For Dow Corning staffers, one important feature of the day was that it drew more than 200 participants from some 60 different chemical companies and universities in the European Union, Russia, the U.S., and Australia. "It's a conference to promote interaction between marketing and technical people. We have tried to bring a different kind of balance to it," said Thierry Materne, global silane technology and business development manager.

The new center is a means for Dow Corning to demonstrate its commitment to the commercial silane markets. Until several years ago, the molecules were produced solely for consumption within the company, Materne explained. And internal consumption still slightly exceeds the business unit's external sales, he added.

Production of silanes takes place in Midland, Mich.; Barry, Wales; and Chiba, Japan. The missing link in the company's market-support capabilities was in materials science, said Eric Peeters, director of science and technology for Dow Corning's core products business. "That's why we decided to establish SISC, for technological development and market development," he said. SISC consists of two closely interacting labs, one focusing on materials science and the other on applications.
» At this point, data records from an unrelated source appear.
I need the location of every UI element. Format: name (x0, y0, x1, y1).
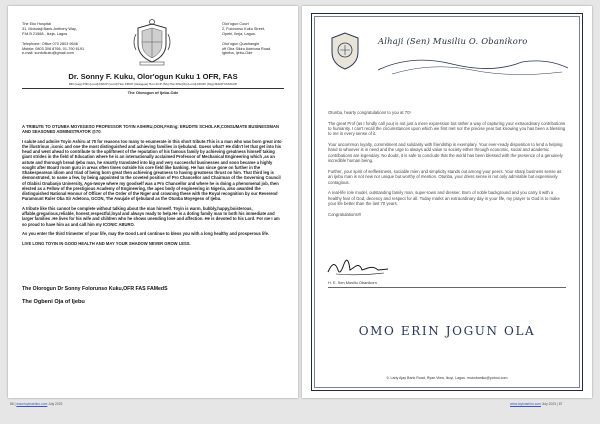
footer-motto: OMO ERIN JOGUN OLA (358, 324, 536, 338)
flourish-ornament-icon (372, 48, 572, 78)
signatory-name: H. E. Sen Musiliu Obanikoro (328, 280, 377, 285)
signatory-title: The Ogbeni Oja of Ijebu (22, 299, 85, 305)
letterhead-qualifications: MD (Lag) PhD (Lond) FRCP (Lond) Hon FRCP (Glasgow) Hon FCP (SA) Hon DSc(Ib) (Lond) DFMC (Nig) MACP FFMACP (68, 82, 238, 86)
paragraph: The great Prof (as I fondly call you) is not just a mere expression but rather a way of capturing your extraordinary contributions to humanity. I can't recall the circumstances upon which we first met nor the precise year but knowing you has been a blessing to me in every sense of it. (328, 120, 566, 137)
letter-body (22, 124, 284, 251)
paragraph: Otunba, hearty congratulations to you at 70! (328, 110, 411, 115)
paragraph: As you enter the third trimester of your life, may the Good Lord continue to bless you with a long healthy and prosperous life. (22, 231, 270, 237)
letterhead-address-left: The Eko Hospital 31, Mobolaji Bank-Anthony Way, P.M.B 21568., Ikeja, Lagos. Telephone: Office 070 2803 9646 Mobile: 0803 306 8766, 01-790 6191 e-mail: sonfolkuku@gmail.com (22, 22, 85, 56)
signature-icon (326, 256, 390, 278)
letterhead-script-name: Alhaji (Sen) Musiliu O. Obanikoro (378, 36, 528, 46)
page-footer-left: 86 | www.toyinashiru.com July 2023 (10, 402, 63, 406)
paragraph: A tribute like this cannot be complete without talking about the man himself. Toyin is warm, bubbly,happy,boisterous, affable,gregarious,reliable, honest,respectful,loyal and always ready to help.He is a doting family man to both his immediate and larger families .He lives for his wife and children who he shows unending love and affection. He is devoted to his Lord. For me I am so proud to have him as and call him my ICONIC ABURO. (22, 205, 280, 227)
tribute-letter-obanikoro (302, 6, 592, 398)
letter-body (328, 110, 566, 222)
letterhead-address-right: Olor'ogun Court 2, Folorunso Kuku Street, Opebi, Ikeja, Lagos. Olor'ogun Quadrangle off Oba Sikiru Adetona Road, Igbeba, Ijebu-Ode (222, 22, 272, 56)
paragraph: LIVE LONG TOYIN IN GOOD HEALTH AND MAY YOUR SHADOW NEVER GROW LESS. (22, 240, 191, 246)
paragraph: Congratulations!!! (328, 211, 362, 217)
footer-divider (328, 287, 566, 288)
tribute-heading: A TRIBUTE TO OTUNBA MOYEGESO PROFESSOR TOYIN ASHIRU,OON,FAEng: ERUDITE SCHOLAR,CONSUMATE BUSINESSMAN AND SEASONED ADMINISTRATOR @70. (22, 124, 279, 135)
paragraph: Your uncommon loyalty, commitment and solidarity with friendship is exemplary. Your ever-ready disposition to lend a helping hand to whoever is in need and the urge to always add value to society either through economic, social and academic contributions are legendary. No doubt, it is safe to conclude that the world has been blessed with the presence of a genuinely incredible human being. (328, 142, 563, 164)
letterhead-divider (22, 88, 284, 89)
paragraph: A real-life role model, outstanding family man, super-town and dresser. Born of noble background and you carry it with a healthy fear of God, decency and respect for all. Today marks an extraordinary day in your life, my prayer to God is to make your life better than the last 70 years. (328, 190, 560, 207)
tribute-letter-kuku (8, 6, 298, 398)
website-link[interactable]: www.toyinashiru.com (16, 402, 48, 406)
page-footer-right: www.toyinashiru.com July 2023 | 87 (510, 402, 563, 406)
coat-of-arms-icon (130, 18, 174, 66)
signatory-name: The Olorogun Dr Sonny Folorunso Kuku,OFR FAS FAMedS (22, 286, 168, 292)
website-link[interactable]: www.toyinashiru.com (510, 402, 541, 406)
letterhead-name: Dr. Sonny F. Kuku, Olor'ogun Kuku 1 OFR, FAS (68, 72, 238, 81)
footer-address: 9, Lady Ajay Bank Road, Ryan View, Ikoyi, Lagos. musobaniko@yahoo.com (386, 376, 508, 380)
paragraph: I salute and admire Toyin Ashiru at 70 for reasons too many to enumerate in this short tribute.This is a man who was born great into the illustrious ,iconic and one the most distinguished and achieving families in Ijebuland. Guess what? He didn't let that get into his head and went ahead to contribute to the upliftment of the reputation of his famous family by achieving greatness himself taking giant strides in the field of Education where he is an internationally acclaimed Professor of Mechanical Engineering which ,as an astute and thorough bread Ijebu man, he smartly translated into big and very successful businesses and soon became a highly sought after Board room guru in areas often times outside his core field like banking. He has since gone on further in the Shakespearean idiom and triad of being born great then achieving greatness to having greatness thrust on him. That third leg is demonstrated, to name a few, by being appointed to the coveted position of Pro Chancellor and Chairman of the Governing Council of Olabisi Onabanjo University, Ago-Iwoye where my goodself was a Pro Chancellor and where he is doing a phenomenal job, then elected as a Fellow of the prestigious Academy of Engineering, the apex body of engineering in Nigeria, also awarded the distinguished National Honour of Officer of the Order of the Niger and crowning these with the Royal recognition by our Reverend Paramount Ruler Oba Sir Adetona, GCON, The Awujale of Ijebuland as the Otunba Moyegeso of Ijebu. (22, 138, 282, 202)
paragraph: Further, your spirit of selflessness, sociable mien and simplicity stands out among your peers. Your sharp business sense as an Ijebu man is not new nor unique but worthy of mention. Otunba, your dress sense is not only admirable but expensively contagious. (328, 168, 562, 185)
letterhead-title: The Olorogun of Ijebu-Ode (127, 90, 179, 95)
crest-icon (326, 30, 364, 72)
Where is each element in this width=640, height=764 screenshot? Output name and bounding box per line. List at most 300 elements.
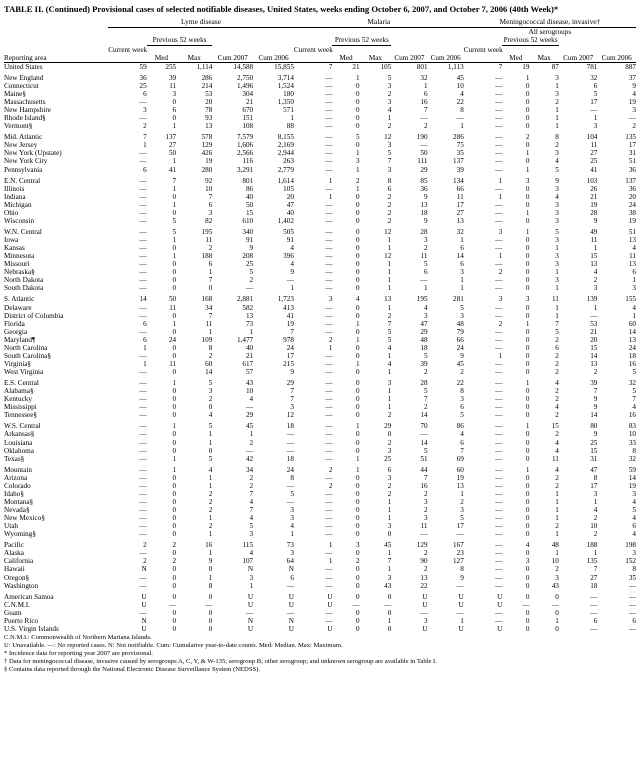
row-cell: 66 bbox=[456, 335, 464, 344]
row-cell: 1 bbox=[249, 430, 254, 439]
row-cell: — bbox=[495, 208, 503, 217]
row-cell: 2 bbox=[632, 122, 636, 131]
row-cell: 2 bbox=[172, 557, 177, 566]
row-cell: 5 bbox=[208, 454, 213, 463]
table-row bbox=[4, 557, 636, 565]
row-cell: 5 bbox=[555, 327, 559, 336]
row-cell: 9 bbox=[632, 81, 636, 90]
row-cell: 1,606 bbox=[236, 141, 254, 150]
row-cell: 0 bbox=[172, 268, 177, 277]
row-cell: 4 bbox=[249, 549, 254, 558]
row-cell: 79 bbox=[456, 327, 464, 336]
row-reporting-area: New York (Upstate) bbox=[4, 149, 62, 158]
row-cell: 9 bbox=[208, 557, 213, 566]
table-row bbox=[4, 236, 636, 244]
row-cell: — bbox=[325, 395, 333, 404]
row-cell: 15,855 bbox=[253, 62, 294, 71]
row-cell: 134 bbox=[453, 176, 464, 185]
row-cell: 51 bbox=[628, 227, 636, 236]
row-cell: U bbox=[422, 624, 428, 633]
row-cell: 3,714 bbox=[277, 73, 294, 82]
row-cell: — bbox=[495, 276, 503, 285]
row-cell: 3 bbox=[387, 522, 392, 531]
table-row bbox=[4, 260, 636, 268]
row-cell: 167 bbox=[453, 541, 464, 550]
row-cell: 0 bbox=[356, 106, 360, 115]
row-reporting-area: New Jersey bbox=[4, 141, 38, 150]
table-row bbox=[4, 228, 636, 236]
row-cell: 0 bbox=[356, 81, 360, 90]
row-cell: 1 bbox=[555, 106, 559, 115]
row-cell: — bbox=[325, 303, 333, 312]
row-reporting-area: W.N. Central bbox=[4, 227, 42, 236]
row-cell: 7 bbox=[208, 276, 213, 285]
row-cell: — bbox=[205, 600, 213, 609]
row-cell: — bbox=[420, 608, 428, 617]
header-prev52-malaria: Previous 52 weeks bbox=[334, 36, 389, 45]
row-cell: 0 bbox=[356, 581, 360, 590]
row-cell: 135 bbox=[625, 133, 636, 142]
row-cell: 3 bbox=[555, 200, 559, 209]
row-cell: 0 bbox=[208, 592, 213, 601]
row-cell: 11 bbox=[551, 295, 559, 304]
row-cell: 16 bbox=[420, 481, 428, 490]
row-cell: 1 bbox=[632, 276, 636, 285]
row-cell: 2 bbox=[387, 311, 392, 320]
row-cell: 670 bbox=[242, 106, 254, 115]
table-row bbox=[4, 177, 636, 185]
row-cell: — bbox=[325, 106, 333, 115]
row-cell: N bbox=[247, 565, 254, 574]
row-cell: 0 bbox=[356, 506, 360, 515]
row-cell: 1,350 bbox=[277, 98, 294, 107]
row-cell: 3 bbox=[387, 473, 392, 482]
row-cell: 5 bbox=[249, 268, 254, 277]
table-row bbox=[4, 625, 636, 633]
row-reporting-area: Missouri bbox=[4, 260, 30, 269]
row-reporting-area: C.N.M.I. bbox=[4, 600, 30, 609]
row-cell: 48 bbox=[420, 335, 428, 344]
row-cell: — bbox=[495, 573, 503, 582]
row-cell: 1 bbox=[172, 236, 177, 245]
row-cell: 5 bbox=[249, 522, 254, 531]
row-cell: 6 bbox=[172, 106, 177, 115]
row-cell: 78 bbox=[205, 106, 213, 115]
row-cell: 0 bbox=[356, 244, 360, 253]
row-cell: — bbox=[628, 624, 636, 633]
row-cell: 396 bbox=[283, 252, 294, 261]
row-cell: 1 bbox=[423, 284, 428, 293]
row-cell: 10 bbox=[551, 557, 559, 566]
table-row bbox=[4, 295, 636, 303]
row-cell: — bbox=[139, 184, 147, 193]
row-cell: 4 bbox=[423, 303, 428, 312]
row-cell: 69 bbox=[456, 454, 464, 463]
row-cell: 41 bbox=[168, 165, 177, 174]
row-cell: 1 bbox=[356, 465, 360, 474]
row-cell: 2 bbox=[460, 497, 464, 506]
row-cell: 47 bbox=[286, 200, 294, 209]
row-cell: 0 bbox=[525, 403, 530, 412]
row-cell: 2 bbox=[423, 368, 428, 377]
row-cell: N bbox=[247, 616, 254, 625]
row-cell: — bbox=[495, 549, 503, 558]
row-cell: 0 bbox=[356, 403, 360, 412]
row-cell: 0 bbox=[356, 530, 360, 539]
row-cell: 73 bbox=[286, 541, 294, 550]
row-cell: 1 bbox=[525, 422, 530, 431]
row-cell: 1 bbox=[498, 176, 503, 185]
row-cell: 59 bbox=[628, 465, 636, 474]
row-cell: 5 bbox=[460, 514, 464, 523]
table-row bbox=[4, 379, 636, 387]
row-cell: — bbox=[352, 600, 360, 609]
row-cell: 13 bbox=[384, 295, 392, 304]
row-cell: — bbox=[495, 133, 503, 142]
table-row bbox=[4, 549, 636, 557]
row-cell: 4 bbox=[387, 359, 392, 368]
row-cell: 255 bbox=[147, 62, 176, 71]
row-cell: 8 bbox=[555, 133, 559, 142]
row-cell: U bbox=[141, 600, 147, 609]
row-cell: 4 bbox=[208, 465, 213, 474]
row-cell: 7 bbox=[290, 395, 294, 404]
table-row bbox=[4, 387, 636, 395]
row-cell: 9 bbox=[423, 216, 428, 225]
row-cell: 2 bbox=[423, 549, 428, 558]
row-reporting-area: Puerto Rico bbox=[4, 616, 39, 625]
row-cell: 3 bbox=[632, 284, 636, 293]
row-cell: 0 bbox=[387, 530, 392, 539]
row-cell: — bbox=[325, 284, 333, 293]
row-cell: 7 bbox=[294, 62, 333, 71]
header-group-malaria: Malaria bbox=[367, 16, 391, 26]
row-reporting-area: West Virginia bbox=[4, 368, 44, 377]
row-cell: 17 bbox=[590, 98, 598, 107]
row-cell: 0 bbox=[172, 351, 177, 360]
row-cell: 14,588 bbox=[212, 62, 253, 71]
row-reporting-area: Mississippi bbox=[4, 403, 37, 412]
row-cell: 0 bbox=[525, 581, 530, 590]
row-cell: — bbox=[245, 403, 254, 412]
row-cell: 0 bbox=[208, 624, 213, 633]
row-cell: 3 bbox=[632, 106, 636, 115]
row-cell: — bbox=[495, 200, 503, 209]
row-cell: 6 bbox=[460, 438, 464, 447]
row-cell: — bbox=[495, 236, 503, 245]
row-cell: 5 bbox=[423, 446, 428, 455]
row-cell: — bbox=[495, 430, 503, 439]
row-reporting-area: Texas§ bbox=[4, 454, 25, 463]
row-cell: 9 bbox=[593, 395, 598, 404]
row-cell: — bbox=[139, 481, 147, 490]
row-cell: — bbox=[495, 98, 503, 107]
row-cell: 8 bbox=[290, 473, 294, 482]
row-cell: 6 bbox=[460, 260, 464, 269]
row-cell: 3 bbox=[460, 506, 464, 515]
table-row bbox=[4, 157, 636, 165]
header-subgroup-row bbox=[4, 28, 636, 37]
row-cell: 25 bbox=[139, 81, 147, 90]
row-cell: 887 bbox=[597, 62, 636, 71]
table-row bbox=[4, 506, 636, 514]
table-row bbox=[4, 530, 636, 538]
table-row bbox=[4, 252, 636, 260]
row-cell: 34 bbox=[205, 303, 213, 312]
row-cell: — bbox=[325, 200, 333, 209]
row-cell: — bbox=[325, 359, 333, 368]
row-cell: 781 bbox=[559, 62, 598, 71]
row-cell: 139 bbox=[586, 295, 598, 304]
row-cell: — bbox=[139, 303, 147, 312]
row-cell: 3 bbox=[555, 89, 559, 98]
row-cell: 40 bbox=[245, 192, 254, 201]
row-cell: 5 bbox=[423, 260, 428, 269]
row-cell: 3 bbox=[555, 252, 559, 261]
table-row bbox=[4, 185, 636, 193]
row-cell: 37 bbox=[628, 73, 636, 82]
row-cell: — bbox=[139, 497, 147, 506]
row-cell: 4 bbox=[632, 403, 636, 412]
row-cell: — bbox=[456, 530, 464, 539]
row-cell: 0 bbox=[356, 141, 360, 150]
row-cell: 0 bbox=[172, 565, 177, 574]
row-cell: 2,566 bbox=[236, 149, 254, 158]
row-cell: 18 bbox=[420, 208, 428, 217]
row-cell: 0 bbox=[172, 497, 177, 506]
row-cell: 0 bbox=[525, 481, 530, 490]
row-cell: 0 bbox=[525, 411, 530, 420]
row-cell: 2 bbox=[208, 506, 213, 515]
row-cell: 1 bbox=[387, 549, 392, 558]
row-cell: 4 bbox=[356, 295, 360, 304]
row-cell: — bbox=[495, 411, 503, 420]
row-cell: 2 bbox=[387, 89, 392, 98]
row-cell: 2 bbox=[208, 497, 213, 506]
row-cell: 3 bbox=[593, 489, 598, 498]
row-cell: 304 bbox=[242, 89, 254, 98]
header-cum2007-malaria: Cum 2007 bbox=[394, 53, 425, 62]
row-reporting-area: Mid. Atlantic bbox=[4, 133, 43, 142]
row-cell: 617 bbox=[242, 359, 254, 368]
row-cell: 1 bbox=[172, 465, 177, 474]
row-cell: 0 bbox=[356, 387, 360, 396]
row-cell: 36 bbox=[628, 184, 636, 193]
row-cell: 1 bbox=[525, 149, 530, 158]
row-cell: 8 bbox=[632, 446, 636, 455]
row-cell: 51 bbox=[420, 454, 428, 463]
row-cell: 1 bbox=[555, 530, 559, 539]
table-row bbox=[4, 482, 636, 490]
row-cell: 4 bbox=[525, 541, 530, 550]
row-cell: 3 bbox=[143, 106, 147, 115]
row-cell: U bbox=[247, 592, 254, 601]
row-cell: 180 bbox=[283, 89, 294, 98]
row-cell: 0 bbox=[525, 141, 530, 150]
row-cell: — bbox=[495, 506, 503, 515]
row-cell: 5 bbox=[460, 303, 464, 312]
row-cell: 1 bbox=[172, 454, 177, 463]
row-cell: 195 bbox=[416, 295, 428, 304]
row-cell: 1 bbox=[555, 122, 559, 131]
row-cell: 215 bbox=[283, 359, 294, 368]
row-cell: 11 bbox=[420, 252, 428, 261]
row-cell: 75 bbox=[456, 141, 464, 150]
row-cell: — bbox=[495, 368, 503, 377]
row-cell: 0 bbox=[356, 430, 360, 439]
row-cell: 5 bbox=[423, 351, 428, 360]
row-cell: 1 bbox=[172, 122, 177, 131]
row-cell: — bbox=[286, 430, 294, 439]
row-cell: 42 bbox=[245, 454, 254, 463]
row-cell: 0 bbox=[172, 327, 177, 336]
row-cell: 1 bbox=[525, 208, 530, 217]
row-cell: — bbox=[139, 311, 147, 320]
row-cell: 12 bbox=[384, 227, 392, 236]
row-cell: 2 bbox=[555, 141, 559, 150]
row-cell: — bbox=[139, 549, 147, 558]
row-cell: 21 bbox=[332, 62, 359, 71]
row-cell: 50 bbox=[420, 149, 428, 158]
row-cell: 13 bbox=[205, 122, 213, 131]
table-row bbox=[4, 490, 636, 498]
row-cell: — bbox=[495, 216, 503, 225]
row-cell: 1 bbox=[460, 489, 464, 498]
row-cell: 0 bbox=[525, 157, 530, 166]
row-cell: 5 bbox=[593, 89, 598, 98]
row-cell: 8 bbox=[593, 473, 598, 482]
row-cell: 5 bbox=[208, 422, 213, 431]
footnote-line: † Data for meningococcal disease, invasive caused by serogroups A, C, Y, & W-135; serogroup B; other serogroup; and unknown serogroup are available in Table I. bbox=[4, 657, 437, 665]
row-cell: 7 bbox=[423, 106, 428, 115]
table-row bbox=[4, 82, 636, 90]
table-row bbox=[4, 244, 636, 252]
row-reporting-area: California bbox=[4, 557, 34, 566]
row-cell: 9 bbox=[423, 192, 428, 201]
row-cell: — bbox=[495, 106, 503, 115]
row-cell: — bbox=[139, 430, 147, 439]
row-cell: 3 bbox=[423, 616, 428, 625]
row-cell: 16 bbox=[205, 541, 213, 550]
row-cell: 91 bbox=[286, 236, 294, 245]
row-cell: 151 bbox=[242, 114, 254, 123]
row-cell: 7 bbox=[387, 557, 392, 566]
row-cell: 1,524 bbox=[277, 81, 294, 90]
row-cell: 28 bbox=[420, 227, 428, 236]
table-row bbox=[4, 455, 636, 463]
row-cell: 3 bbox=[525, 295, 530, 304]
row-cell: 6 bbox=[143, 89, 147, 98]
row-cell: 0 bbox=[356, 592, 360, 601]
row-cell: 1 bbox=[555, 489, 559, 498]
row-cell: 1 bbox=[328, 343, 333, 352]
row-cell: 14 bbox=[420, 411, 428, 420]
row-reporting-area: Massachusetts bbox=[4, 98, 46, 107]
row-cell: — bbox=[325, 368, 333, 377]
row-cell: — bbox=[286, 446, 294, 455]
row-cell: 48 bbox=[551, 541, 559, 550]
table-row bbox=[4, 430, 636, 438]
row-cell: 5 bbox=[387, 327, 392, 336]
row-reporting-area: W.S. Central bbox=[4, 422, 41, 431]
row-reporting-area: Tennessee§ bbox=[4, 411, 38, 420]
row-cell: 6 bbox=[143, 165, 147, 174]
row-cell: 3 bbox=[328, 295, 333, 304]
row-cell: 2 bbox=[555, 430, 559, 439]
row-cell: 116 bbox=[242, 157, 254, 166]
row-cell: 0 bbox=[172, 260, 177, 269]
header-group-row bbox=[4, 18, 636, 26]
row-cell: 32 bbox=[590, 73, 598, 82]
row-cell: 7 bbox=[249, 506, 254, 515]
row-cell: — bbox=[245, 446, 254, 455]
row-reporting-area: Nevada§ bbox=[4, 506, 30, 515]
row-cell: — bbox=[628, 608, 636, 617]
row-cell: 801 bbox=[242, 176, 254, 185]
row-cell: — bbox=[286, 497, 294, 506]
row-cell: 168 bbox=[201, 295, 213, 304]
row-cell: 2 bbox=[208, 351, 213, 360]
row-cell: 105 bbox=[360, 62, 392, 71]
row-cell: 11 bbox=[590, 141, 598, 150]
row-cell: 0 bbox=[525, 359, 530, 368]
row-cell: — bbox=[139, 465, 147, 474]
row-reporting-area: United States bbox=[4, 62, 108, 71]
row-cell: 5 bbox=[555, 227, 559, 236]
row-cell: 0 bbox=[356, 438, 360, 447]
row-cell: 2 bbox=[208, 395, 213, 404]
row-cell: 4 bbox=[387, 106, 392, 115]
row-cell: 0 bbox=[172, 411, 177, 420]
table-row bbox=[4, 166, 636, 174]
row-cell: 4 bbox=[593, 268, 598, 277]
row-cell: 4 bbox=[555, 446, 559, 455]
row-cell: 129 bbox=[416, 541, 428, 550]
row-cell: — bbox=[495, 446, 503, 455]
row-cell: 190 bbox=[416, 133, 428, 142]
row-cell: 0 bbox=[208, 616, 213, 625]
row-cell: — bbox=[495, 165, 503, 174]
row-cell: 32 bbox=[628, 379, 636, 388]
row-cell: — bbox=[495, 473, 503, 482]
row-cell: — bbox=[495, 244, 503, 253]
row-cell: 0 bbox=[387, 592, 392, 601]
row-cell: 1 bbox=[172, 422, 177, 431]
row-cell: 2 bbox=[423, 403, 428, 412]
row-cell: 20 bbox=[205, 98, 213, 107]
row-cell: 3 bbox=[249, 573, 254, 582]
row-cell: 3 bbox=[208, 387, 213, 396]
row-cell: — bbox=[495, 141, 503, 150]
row-cell: 2 bbox=[423, 489, 428, 498]
row-cell: 4 bbox=[208, 411, 213, 420]
row-cell: 281 bbox=[453, 295, 464, 304]
row-cell: 29 bbox=[286, 379, 294, 388]
row-cell: 1 bbox=[387, 244, 392, 253]
row-reporting-area: Wisconsin bbox=[4, 216, 35, 225]
row-cell: 280 bbox=[201, 165, 213, 174]
row-cell: 6 bbox=[593, 616, 598, 625]
row-cell: — bbox=[286, 276, 294, 285]
row-cell: 0 bbox=[356, 227, 360, 236]
row-cell: 1 bbox=[290, 114, 294, 123]
row-cell: U bbox=[422, 592, 428, 601]
row-cell: 1,614 bbox=[277, 176, 294, 185]
row-cell: 5 bbox=[387, 73, 392, 82]
row-cell: 1 bbox=[208, 438, 213, 447]
row-cell: 3 bbox=[387, 141, 392, 150]
row-cell: 1 bbox=[208, 514, 213, 523]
The center has a particular focus on the rubber and plastics industries.

It also offers the company enhanced capabilities to tackle new challenges. Peeters cited two examples. Development of silanes that will not release volatile organic compounds during curing, he said, is one project "we are working on for many customers." The other project is developing silane coupling agents that make biomaterials such as wood or sugarcane compatible with polymers. One use would be incorporating cellulosic fibers into polymers as fillers or reinforcing agents.

"We believe there is a huge potential in understanding the intricacies of the chemistry," Peeters enthused.